Friday, July 31, 2015

ABC's of self publishing

Writing is the easy part of self-publishing. The words flow, the pages fill, and then you’re sighing with satisfaction as you place that last period. After a year of self-discipline, concentrated story-telling, and four hundred pages later you experience closure. There is little time to celebrate as characters from the next story begin to stir to life. And this is, after all, why we write, right?
Yes, it is, but if you ever expect to share your story with readers beyond your circle of friends and family, and if you ever hope to recoup some remuneration for your hours of labor and imagination, you will, by necessity, find yourself wading into the swamp of editing, marketing, publicity, and accounting. It’s dirty, frustrating, and often humiliating, but it must be done if you want to call yourself a writer.

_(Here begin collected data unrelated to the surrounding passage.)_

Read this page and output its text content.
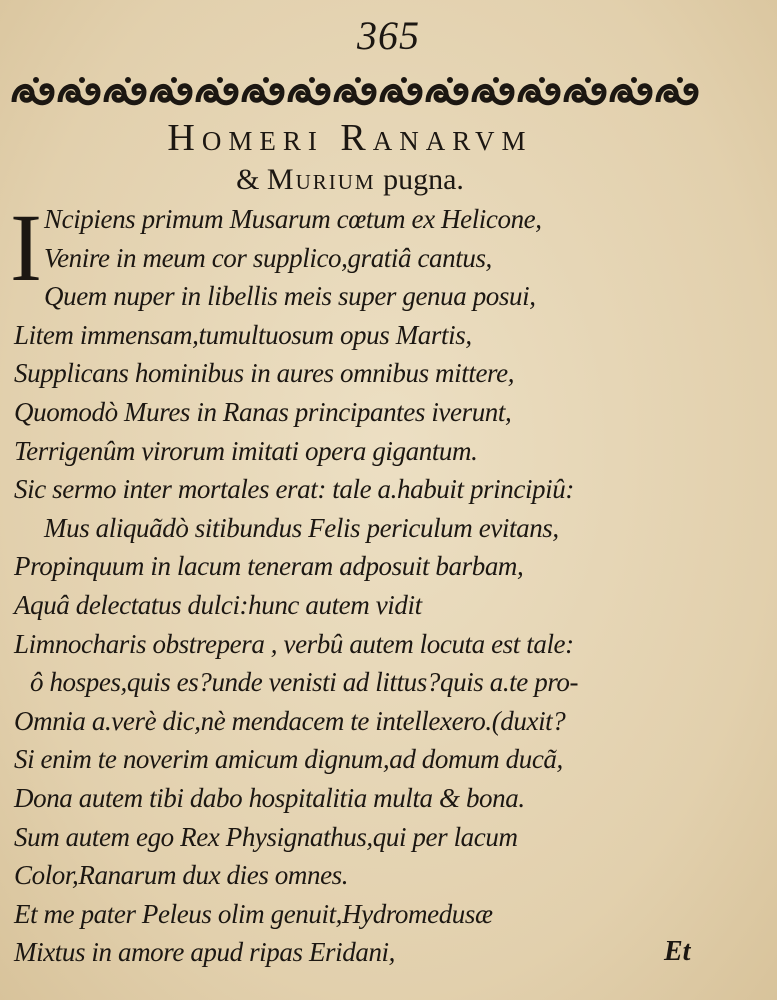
365
Homeri Ranarvm
& Murium pugna.
I Ncipiens primum Musarum cœtum ex Helicone,
Venire in meum cor supplico,gratiâ cantus,
Quem nuper in libellis meis super genua posui,
Litem immensam,tumultuosum opus Martis,
Supplicans hominibus in aures omnibus mittere,
Quomodò Mures in Ranas principantes iverunt,
Terrigenûm virorum imitati opera gigantum.
Sic sermo inter mortales erat: tale a.habuit principiû:
Mus aliquãdò sitibundus Felis periculum evitans,
Propinquum in lacum teneram adposuit barbam,
Aquâ delectatus dulci:hunc autem vidit
Limnocharis obstrepera , verbû autem locuta est tale:
ô hospes,quis es?unde venisti ad littus?quis a.te pro-
Omnia a.verè dic,nè mendacem te intellexero.(duxit?
Si enim te noverim amicum dignum,ad domum ducã,
Dona autem tibi dabo hospitalitia multa & bona.
Sum autem ego Rex Physignathus,qui per lacum
Color,Ranarum dux dies omnes.
Et me pater Peleus olim genuit,Hydromedusæ
Mixtus in amore apud ripas Eridani,	Et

True, it wasn’t always like this. I’m sure Mark Twain didn’t have to worry about getting Huck and Tom from his imagination to the end-reader. And Virginia Woolf had a brother-in-law in the publishing business, so she never had to worry about how she would popularize The Lighthouse or Mrs. Dalloway. Self-publishing has leveled the playing field, but it is has also put the burden of every aspect of publishing on the writer. I hate it. But I don’t hate it enough to start submitting my books to traditional publishing houses again.


While I’m sharing, you may as well know, I have a B.S. in Marketing (B.S.- an apt abbreviation if ever I saw one).  Interestingly, most of what I know about marketing my books, I’m learning as I go.